Calendrier de l’avent : 2

Lisa réajusta les écouteurs de son iPhone sur ses oreilles et fredonna les paroles de la chanson de Willie Nile : Streets of New York.
Deux joggeuses la dépassèrent en courant tandis qu’un groupe de cadres buvaient leur café en marchant d’un pas rapide vers leur banque tout en discutant sur le cours du Dow Jones. Elle entra dans le Starbuck, éteignit son portable et attendit patiemment son tour comme tout New-Yorkais. Jamais il ne lui serait venu l’idée de prendre la place d’un autre.
Elle commanda un double expresso et, quand elle fut servie, elle s’assit sur un tabouret devant la vitre donnant sur l’avenue. Elle appuya sur play, puis rajouta du sucre dans sa tasse. Son son regard se perdit dans la rue.
Sa journée de travail s’achevait, elle pouvait souffler avant d’attaquer la suivante, totalement différente. Willie Nile laissa place à Harry Belafonte et son New York Taxi. Et pour répondre à la chanson, toute une vague de taxis jaune passa devant elle en file ininterrompue, comme si les rues de New York leur appartenaient et qu’ils avaient chassé tous les véhicules. Les taxis, un autre des symboles forts de New York.
Lisa dégusta son café, et huma l’odeur qui régnait dans le Starbuck. Elle savoura cet instant de tranquillité qu’elle s’accordait, un moment rare dans sa vie de folie. Elle regarda sa montre, vingt heures trois, encore trente minutes avant d’attaquer sa seconde journée, trente minutes de calme.
Elle but une nouvelle gorgée, ferma les yeux et les rouvrit aussitôt en sursautant. Elle renversa du café sur la table. Le corps nu d’une jeune femme venait de s’imprégner dans son esprit. Elle essaya de chasser cette vision, mais rien n’y fit. Elle pensa au match de basket auquel elle avait assisté la veille, sans résultat. Elle ferma à nouveau les yeux, et se concentra sur la voix chaude de Belafonte en imaginant tous les taxis de New York roulant dans les immenses avenues. La chanson n’était plus qu’un lointain murmure et les taxis n’existaient plus pour elle. Le visage tuméfié de la jeune femme demeurait gravé dans son cerveau.
Lisa comprit qu’elle ne s’en débarrasserait aussi facilement. Quatorze années dans la police new-yorkaise, cela laissait des traces indélébiles. Quatorze années à voir des cadavres, et elle ne s’y habituait toujours pas. Sans parler des interrogatoires des criminels, violeurs et autres monstres engendrés par la ville. Quatorze années sans véritable répit, à toujours combattre le crime, sans espoir de gagner la partie.
Avec la pression de la hiérarchie et des politiques pour qui New York devait être une métropole sûre. Une ville où les touristes pourraient se promener la nuit dans le métro sans risquer une agression. La police était presque arrivée à ce résultat. Le crime avait quitté en grande partie le quartier de Manhattan pour se réfugier dans les autres boroughs. Le maire était content de sa politique sécuritaire et maintenant il pouvait s’attaquer au danger des boissons gazeuses et à l’obésité. Un fléau autrement plus difficile à éradiquer que la mafia.

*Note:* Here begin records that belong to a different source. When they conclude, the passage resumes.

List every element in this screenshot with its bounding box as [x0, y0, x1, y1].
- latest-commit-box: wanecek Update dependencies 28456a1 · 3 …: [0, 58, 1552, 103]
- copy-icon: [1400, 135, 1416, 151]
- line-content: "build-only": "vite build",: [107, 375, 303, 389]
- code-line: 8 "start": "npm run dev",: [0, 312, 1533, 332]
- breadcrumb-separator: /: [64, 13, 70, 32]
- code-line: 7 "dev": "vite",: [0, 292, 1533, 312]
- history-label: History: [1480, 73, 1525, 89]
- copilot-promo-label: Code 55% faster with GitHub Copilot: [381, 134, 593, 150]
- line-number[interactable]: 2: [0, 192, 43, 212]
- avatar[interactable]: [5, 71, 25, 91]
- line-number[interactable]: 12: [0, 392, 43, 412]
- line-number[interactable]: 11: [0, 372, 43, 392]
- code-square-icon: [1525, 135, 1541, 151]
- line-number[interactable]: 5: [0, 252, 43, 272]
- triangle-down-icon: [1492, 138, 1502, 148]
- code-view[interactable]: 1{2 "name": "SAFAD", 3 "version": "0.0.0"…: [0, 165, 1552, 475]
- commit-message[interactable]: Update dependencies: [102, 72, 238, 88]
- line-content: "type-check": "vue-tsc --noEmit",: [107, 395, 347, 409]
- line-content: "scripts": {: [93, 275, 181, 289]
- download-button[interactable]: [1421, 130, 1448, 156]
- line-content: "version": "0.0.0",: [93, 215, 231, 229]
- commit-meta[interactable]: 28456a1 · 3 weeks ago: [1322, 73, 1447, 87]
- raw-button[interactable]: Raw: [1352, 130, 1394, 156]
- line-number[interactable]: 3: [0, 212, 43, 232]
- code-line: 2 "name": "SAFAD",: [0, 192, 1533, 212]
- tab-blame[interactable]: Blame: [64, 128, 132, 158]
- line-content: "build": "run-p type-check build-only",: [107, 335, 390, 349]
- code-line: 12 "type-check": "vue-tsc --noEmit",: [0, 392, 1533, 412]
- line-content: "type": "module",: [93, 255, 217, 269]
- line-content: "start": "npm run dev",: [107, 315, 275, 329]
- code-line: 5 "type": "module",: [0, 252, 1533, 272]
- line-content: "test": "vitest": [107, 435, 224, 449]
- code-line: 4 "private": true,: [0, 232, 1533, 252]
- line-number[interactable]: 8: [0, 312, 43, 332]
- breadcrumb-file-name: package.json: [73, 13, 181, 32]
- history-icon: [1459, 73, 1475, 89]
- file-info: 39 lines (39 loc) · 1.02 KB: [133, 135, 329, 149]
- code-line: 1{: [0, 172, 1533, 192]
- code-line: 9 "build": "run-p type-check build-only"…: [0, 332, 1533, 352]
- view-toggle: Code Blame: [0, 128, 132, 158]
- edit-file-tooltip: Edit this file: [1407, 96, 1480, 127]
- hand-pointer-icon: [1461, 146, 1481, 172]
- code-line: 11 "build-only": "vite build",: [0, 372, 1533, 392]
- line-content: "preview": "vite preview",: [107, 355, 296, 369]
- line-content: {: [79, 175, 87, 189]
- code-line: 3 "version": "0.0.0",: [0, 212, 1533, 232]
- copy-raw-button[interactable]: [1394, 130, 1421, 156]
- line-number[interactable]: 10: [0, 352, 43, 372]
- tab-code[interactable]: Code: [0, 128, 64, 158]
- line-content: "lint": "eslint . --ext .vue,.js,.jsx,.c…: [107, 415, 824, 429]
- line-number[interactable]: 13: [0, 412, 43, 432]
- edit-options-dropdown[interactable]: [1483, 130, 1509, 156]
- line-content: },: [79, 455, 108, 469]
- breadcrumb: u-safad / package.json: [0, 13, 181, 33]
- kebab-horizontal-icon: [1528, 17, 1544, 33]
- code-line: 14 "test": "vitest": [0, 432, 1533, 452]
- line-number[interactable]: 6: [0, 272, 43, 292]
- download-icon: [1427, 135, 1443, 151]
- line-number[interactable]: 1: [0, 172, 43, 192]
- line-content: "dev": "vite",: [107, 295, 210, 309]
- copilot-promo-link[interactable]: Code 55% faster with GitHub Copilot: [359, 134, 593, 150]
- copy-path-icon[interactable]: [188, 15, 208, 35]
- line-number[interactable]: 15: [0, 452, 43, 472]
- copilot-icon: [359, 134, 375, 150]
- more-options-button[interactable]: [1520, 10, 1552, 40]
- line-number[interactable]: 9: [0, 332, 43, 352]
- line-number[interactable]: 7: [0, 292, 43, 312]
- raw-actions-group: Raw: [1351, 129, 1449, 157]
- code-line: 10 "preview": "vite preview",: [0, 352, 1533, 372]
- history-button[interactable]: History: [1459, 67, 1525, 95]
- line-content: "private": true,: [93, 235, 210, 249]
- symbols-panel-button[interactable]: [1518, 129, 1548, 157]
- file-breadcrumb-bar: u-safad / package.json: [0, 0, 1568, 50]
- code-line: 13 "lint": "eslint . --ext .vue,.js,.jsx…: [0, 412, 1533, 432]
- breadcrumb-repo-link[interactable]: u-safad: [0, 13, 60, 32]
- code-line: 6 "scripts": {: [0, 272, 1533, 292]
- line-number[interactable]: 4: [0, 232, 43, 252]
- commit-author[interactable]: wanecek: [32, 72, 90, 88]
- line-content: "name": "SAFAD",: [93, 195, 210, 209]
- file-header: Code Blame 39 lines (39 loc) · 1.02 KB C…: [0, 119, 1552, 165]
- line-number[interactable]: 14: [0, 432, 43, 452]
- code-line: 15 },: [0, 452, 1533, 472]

Et pourtant des assassinats se déroulaient toujours dans la Grosse Pomme, comme celui commis la veille et dont l’enquête lui avait été confiée. Une femme d’une vingtaine d’années, belle, blonde, sans doute originaire d’Europe de l’Est, sûrement une prostituée, avait été sauvagement tuée.
Vu la violence des coups portés sur le visage et sur le corps, Lisa avait d’abord parié pour un mac pas satisfait de la recette. Seulement, sur le ventre de la femme étaient peints de façon abstraite deux immeubles côte à côte avec, juste au-dessous des seins : un soleil. Et, au centre de l’astre, un point rouge où le tueur avait frappé.
Lisa ne savait pas si le dessin se trouvait là avant le meurtre ou s’il était l’œuvre de l’assassin. Selon la réponse à cette question, son enquête pouvait prendre des tournures différentes. Elle attendait les résultats de l’autopsie que devaient lui communiquer le lendemain matin ses collègues. Ensuite, elle savait qu’elle devrait plonger dans le monde glauque de la prostitution ou pire, dans le cerveau d’un malade.
Mais ce soir, elle ne voulait plus penser à la jeune fille ni à son meurtrier. Cela serait dur, mais elle devait y arriver.